Entering edit mode
2.2 years ago
hojoun
•
0
Hello, I am researching the intraspecific population genetics of snakes. (using ML,BI tree and Relaxedmolecular clock..)
My concatanated sequences are 2392 bp.
gene1 : 1113bp gene2 : 1279bp
in outgroup species, the gene 1 is complete(1113bp), but the Gene 2 is 696 bp.
In this situation, can it be used for phylogenetic analysis by adding missing data (symbol is ?) as much as the difference in length in gene2?
please help!! I have to graduate!!
While missing data can have an important effect (there are lots of papers about this, e.g., this one), based on your description, I am confused why you would be adding missing data symbols. Have you already generated a multiple sequence alignment from your data? That would be a step you want to take before any phylogenetic inference.
MUSCLE alignment was already performed on 74 sequences with two outgroups. The reason for adding the missing letter was because there was "no sequence data" in the corresponding region in outgroup. but in the ingroup, there were a certain mutations in the corresponding length for each population. Then, without adding missing data, can I set the outgroup with 696 bp and use it for analysis?

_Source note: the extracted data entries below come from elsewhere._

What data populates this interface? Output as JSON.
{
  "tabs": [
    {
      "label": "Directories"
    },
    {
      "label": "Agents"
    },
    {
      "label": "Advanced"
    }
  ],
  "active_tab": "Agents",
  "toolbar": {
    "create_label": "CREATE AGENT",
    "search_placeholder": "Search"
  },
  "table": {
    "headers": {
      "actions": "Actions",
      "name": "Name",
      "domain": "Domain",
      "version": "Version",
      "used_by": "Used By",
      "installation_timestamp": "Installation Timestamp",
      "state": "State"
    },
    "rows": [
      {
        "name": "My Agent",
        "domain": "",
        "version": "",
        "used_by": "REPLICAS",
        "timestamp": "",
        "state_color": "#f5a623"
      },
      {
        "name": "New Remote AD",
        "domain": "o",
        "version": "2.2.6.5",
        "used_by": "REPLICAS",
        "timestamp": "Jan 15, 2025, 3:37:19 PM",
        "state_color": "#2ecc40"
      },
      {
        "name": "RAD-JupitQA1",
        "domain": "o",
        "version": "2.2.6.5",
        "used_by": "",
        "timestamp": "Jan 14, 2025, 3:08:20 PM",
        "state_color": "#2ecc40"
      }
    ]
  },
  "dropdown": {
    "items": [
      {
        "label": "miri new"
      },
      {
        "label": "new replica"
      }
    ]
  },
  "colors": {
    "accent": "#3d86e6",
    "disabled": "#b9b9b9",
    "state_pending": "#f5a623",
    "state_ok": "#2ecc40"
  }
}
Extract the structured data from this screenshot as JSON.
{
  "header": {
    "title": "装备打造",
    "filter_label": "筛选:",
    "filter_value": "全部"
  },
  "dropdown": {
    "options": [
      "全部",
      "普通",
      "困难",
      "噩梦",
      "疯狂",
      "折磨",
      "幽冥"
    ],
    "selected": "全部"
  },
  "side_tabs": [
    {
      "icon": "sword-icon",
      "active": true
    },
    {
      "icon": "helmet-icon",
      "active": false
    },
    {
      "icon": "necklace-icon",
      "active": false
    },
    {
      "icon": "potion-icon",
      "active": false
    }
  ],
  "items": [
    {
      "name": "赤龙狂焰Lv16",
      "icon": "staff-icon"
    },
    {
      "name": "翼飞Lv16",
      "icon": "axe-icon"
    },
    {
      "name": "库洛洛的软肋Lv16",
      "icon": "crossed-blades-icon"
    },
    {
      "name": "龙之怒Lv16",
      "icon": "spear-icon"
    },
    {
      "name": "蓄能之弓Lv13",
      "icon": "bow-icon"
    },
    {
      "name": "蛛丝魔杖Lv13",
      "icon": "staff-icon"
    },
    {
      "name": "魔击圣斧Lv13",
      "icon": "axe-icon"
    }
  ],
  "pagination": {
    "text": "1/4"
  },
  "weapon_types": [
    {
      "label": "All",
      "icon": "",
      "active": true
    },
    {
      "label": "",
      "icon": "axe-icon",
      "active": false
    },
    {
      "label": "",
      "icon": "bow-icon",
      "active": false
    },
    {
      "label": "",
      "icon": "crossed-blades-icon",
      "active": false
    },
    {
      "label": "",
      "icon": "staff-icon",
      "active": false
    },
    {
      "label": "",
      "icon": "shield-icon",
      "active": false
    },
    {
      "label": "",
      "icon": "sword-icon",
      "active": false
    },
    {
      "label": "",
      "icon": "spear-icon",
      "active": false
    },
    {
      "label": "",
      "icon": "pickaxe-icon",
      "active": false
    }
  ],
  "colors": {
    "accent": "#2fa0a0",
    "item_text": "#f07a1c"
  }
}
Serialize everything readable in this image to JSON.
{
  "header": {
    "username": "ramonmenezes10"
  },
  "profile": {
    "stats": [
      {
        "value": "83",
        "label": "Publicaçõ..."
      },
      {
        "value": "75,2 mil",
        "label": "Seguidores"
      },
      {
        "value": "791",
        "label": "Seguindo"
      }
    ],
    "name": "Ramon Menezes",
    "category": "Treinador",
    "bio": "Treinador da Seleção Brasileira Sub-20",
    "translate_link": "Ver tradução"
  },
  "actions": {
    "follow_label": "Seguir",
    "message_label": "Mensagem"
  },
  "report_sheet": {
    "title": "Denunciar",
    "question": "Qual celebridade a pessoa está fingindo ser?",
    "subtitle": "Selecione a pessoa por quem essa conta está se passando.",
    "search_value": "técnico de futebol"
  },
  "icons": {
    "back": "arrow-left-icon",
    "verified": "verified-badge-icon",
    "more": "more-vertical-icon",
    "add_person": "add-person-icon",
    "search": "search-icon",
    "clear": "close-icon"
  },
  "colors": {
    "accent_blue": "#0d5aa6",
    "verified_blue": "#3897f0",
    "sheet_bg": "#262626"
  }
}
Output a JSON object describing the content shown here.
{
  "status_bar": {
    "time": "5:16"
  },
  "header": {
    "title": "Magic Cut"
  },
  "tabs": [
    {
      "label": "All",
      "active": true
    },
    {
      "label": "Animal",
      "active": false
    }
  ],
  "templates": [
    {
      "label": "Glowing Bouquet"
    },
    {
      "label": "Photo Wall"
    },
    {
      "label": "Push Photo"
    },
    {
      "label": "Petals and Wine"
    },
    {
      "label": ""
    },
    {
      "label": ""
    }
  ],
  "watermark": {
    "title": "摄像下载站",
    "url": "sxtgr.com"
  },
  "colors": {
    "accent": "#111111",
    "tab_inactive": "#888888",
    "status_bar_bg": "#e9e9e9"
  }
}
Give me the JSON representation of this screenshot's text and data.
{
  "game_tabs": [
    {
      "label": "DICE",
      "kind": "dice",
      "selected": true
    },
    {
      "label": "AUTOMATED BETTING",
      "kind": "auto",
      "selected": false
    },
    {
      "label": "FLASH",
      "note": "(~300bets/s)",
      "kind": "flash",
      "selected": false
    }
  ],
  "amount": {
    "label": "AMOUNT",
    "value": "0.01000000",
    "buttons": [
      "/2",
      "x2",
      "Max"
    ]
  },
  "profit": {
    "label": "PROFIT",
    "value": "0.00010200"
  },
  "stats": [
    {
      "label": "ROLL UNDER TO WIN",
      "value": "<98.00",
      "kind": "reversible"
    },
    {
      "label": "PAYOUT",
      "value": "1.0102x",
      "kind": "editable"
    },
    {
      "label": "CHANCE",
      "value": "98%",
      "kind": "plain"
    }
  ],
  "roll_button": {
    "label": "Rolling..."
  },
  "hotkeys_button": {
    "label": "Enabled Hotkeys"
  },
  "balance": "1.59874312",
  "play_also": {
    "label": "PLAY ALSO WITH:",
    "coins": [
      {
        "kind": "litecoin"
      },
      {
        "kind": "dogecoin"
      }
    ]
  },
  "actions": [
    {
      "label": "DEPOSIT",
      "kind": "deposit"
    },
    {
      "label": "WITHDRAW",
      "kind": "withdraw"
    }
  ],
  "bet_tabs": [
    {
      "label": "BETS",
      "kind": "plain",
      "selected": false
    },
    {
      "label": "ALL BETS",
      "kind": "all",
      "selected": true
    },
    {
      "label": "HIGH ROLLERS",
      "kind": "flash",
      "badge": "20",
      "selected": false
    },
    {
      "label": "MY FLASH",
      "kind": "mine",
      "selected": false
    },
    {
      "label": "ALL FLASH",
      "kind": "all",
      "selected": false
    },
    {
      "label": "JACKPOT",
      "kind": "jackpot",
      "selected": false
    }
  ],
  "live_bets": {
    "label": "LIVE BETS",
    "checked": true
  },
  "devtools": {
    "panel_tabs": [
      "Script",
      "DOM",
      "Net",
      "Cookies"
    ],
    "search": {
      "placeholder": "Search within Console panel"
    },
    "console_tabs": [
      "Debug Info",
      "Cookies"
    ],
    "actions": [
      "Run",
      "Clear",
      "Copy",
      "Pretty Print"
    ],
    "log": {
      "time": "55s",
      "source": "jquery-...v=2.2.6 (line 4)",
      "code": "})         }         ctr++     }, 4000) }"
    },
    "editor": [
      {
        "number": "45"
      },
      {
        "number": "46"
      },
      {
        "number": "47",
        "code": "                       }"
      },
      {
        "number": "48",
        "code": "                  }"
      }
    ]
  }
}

I guess I'm still confused. If the outgroup sequences were used in your MSA, then there should be no need to add any "missing data" symbols because the alignment should already look something like this toy example:
In the above, the outgroup sequences have gaps at the beginning of the sequence because they are shorter than the ingroup sequences. Leaving aside the question of why the outgroup sequences are shorter (deletion in the outgroup, insertion in the ingroup, technical artifact, etc.), most mainstream phylogenetics tools (at least those that I am aware of) do not explicitly model insertion/deletions in the analysis and will treat gaps like missing data.
Assuming your MSA looks something vaguely like my toy example, you should be able to use it in your phylogenetic analysis. That said, do no be surprised if having outgroups that possess dramatically less information relative to the ingroup may introduce some biases to the inference.
thank you!!! It was grate help to me.